All-Fiber Volatile Organics-Perceptive Actuators

Abstract

Soft robots with real-time volatile organic compound (VOC) perceptivity are promising for dynamic hazard detection. However, reconciling VOC-responsive actuation with an autonomous perception remains challenging. Inspired by Victoria amazonica, which blooms and closes with synchronous color change under environmental stimulations, we developed a solvatophore-induced solvatochromic-piezoelectric material by synthesizing a solvatochromic molecule-modified palygorskite-enhanced polyvinylidene difluoride and realized a VOC-responsive all-fiber actuator with solvatochromic and piezoelectric properties for cooperative visual and electrical perception of volatile organics. Under VOCs, the actuator exhibits bidirectional bending, obvious and stable color change, and characteristic piezoelectric output, allowing the identification of the type and concentration of the VOC. The solvatochromic-piezoelectric actuator demonstrates a large bending curvature of 4.63 cm^–1, an ultrafast response speed of up to 4.36 cm^–1 s^–1, and excellent stability of 1500 actuation cycles without fatigue, with synchronous VOC-induced piezoelectric output reflecting actuation conditions. VOC-responsive solvatochromic and piezoelectric sensing, manipulation, and robots were demonstrated as applications.
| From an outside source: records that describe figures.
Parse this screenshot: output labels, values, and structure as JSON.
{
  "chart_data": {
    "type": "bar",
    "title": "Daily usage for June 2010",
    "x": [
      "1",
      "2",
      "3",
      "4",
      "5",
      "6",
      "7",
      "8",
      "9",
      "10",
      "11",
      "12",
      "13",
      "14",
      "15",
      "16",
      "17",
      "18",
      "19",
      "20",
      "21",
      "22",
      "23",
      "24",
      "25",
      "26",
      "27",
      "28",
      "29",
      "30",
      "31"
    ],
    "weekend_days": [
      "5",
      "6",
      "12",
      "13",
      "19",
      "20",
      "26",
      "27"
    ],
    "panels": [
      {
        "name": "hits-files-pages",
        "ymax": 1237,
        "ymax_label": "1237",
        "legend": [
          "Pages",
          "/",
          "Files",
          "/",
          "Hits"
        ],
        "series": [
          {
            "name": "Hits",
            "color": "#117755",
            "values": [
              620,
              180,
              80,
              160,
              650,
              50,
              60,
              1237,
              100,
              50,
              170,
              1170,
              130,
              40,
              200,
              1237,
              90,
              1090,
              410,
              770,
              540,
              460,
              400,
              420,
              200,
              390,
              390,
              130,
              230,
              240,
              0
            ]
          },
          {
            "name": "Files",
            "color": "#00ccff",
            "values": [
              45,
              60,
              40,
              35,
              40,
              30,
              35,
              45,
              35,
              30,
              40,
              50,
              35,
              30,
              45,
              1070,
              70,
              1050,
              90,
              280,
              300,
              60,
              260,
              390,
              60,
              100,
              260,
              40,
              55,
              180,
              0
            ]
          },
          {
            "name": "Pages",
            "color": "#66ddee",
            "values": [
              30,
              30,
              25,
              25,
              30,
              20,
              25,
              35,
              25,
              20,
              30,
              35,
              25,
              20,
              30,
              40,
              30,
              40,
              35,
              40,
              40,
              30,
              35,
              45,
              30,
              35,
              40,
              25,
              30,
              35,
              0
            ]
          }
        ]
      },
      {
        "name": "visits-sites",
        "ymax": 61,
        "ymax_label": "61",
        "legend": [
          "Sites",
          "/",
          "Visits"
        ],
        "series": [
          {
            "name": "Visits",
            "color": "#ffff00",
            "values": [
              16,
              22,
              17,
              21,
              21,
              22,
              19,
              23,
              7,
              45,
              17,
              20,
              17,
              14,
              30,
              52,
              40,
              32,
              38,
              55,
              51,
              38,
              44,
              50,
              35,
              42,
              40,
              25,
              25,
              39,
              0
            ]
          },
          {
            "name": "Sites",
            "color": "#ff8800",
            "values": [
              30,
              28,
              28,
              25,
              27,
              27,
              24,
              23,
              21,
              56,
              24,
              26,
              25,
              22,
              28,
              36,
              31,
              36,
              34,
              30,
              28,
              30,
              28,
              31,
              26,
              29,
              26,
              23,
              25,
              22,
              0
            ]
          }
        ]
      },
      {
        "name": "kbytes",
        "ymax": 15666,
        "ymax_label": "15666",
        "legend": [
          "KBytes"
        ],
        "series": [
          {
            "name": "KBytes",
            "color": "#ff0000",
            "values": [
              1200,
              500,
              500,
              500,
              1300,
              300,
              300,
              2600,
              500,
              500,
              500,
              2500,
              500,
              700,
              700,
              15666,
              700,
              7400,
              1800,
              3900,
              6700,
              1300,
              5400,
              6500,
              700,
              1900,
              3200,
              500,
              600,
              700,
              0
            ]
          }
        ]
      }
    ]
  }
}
The VOC-triggered soft robot demonstrates stable motion with synchronous piezoelectric output, capable of autonomously perceiving and responding to environmental VOC. This work presents a widely applicable interactive visual-electronic VOC detection strategy for safety, health, and environmental protection, which could also inspire the exploitation of high-performance responsive fiber materials.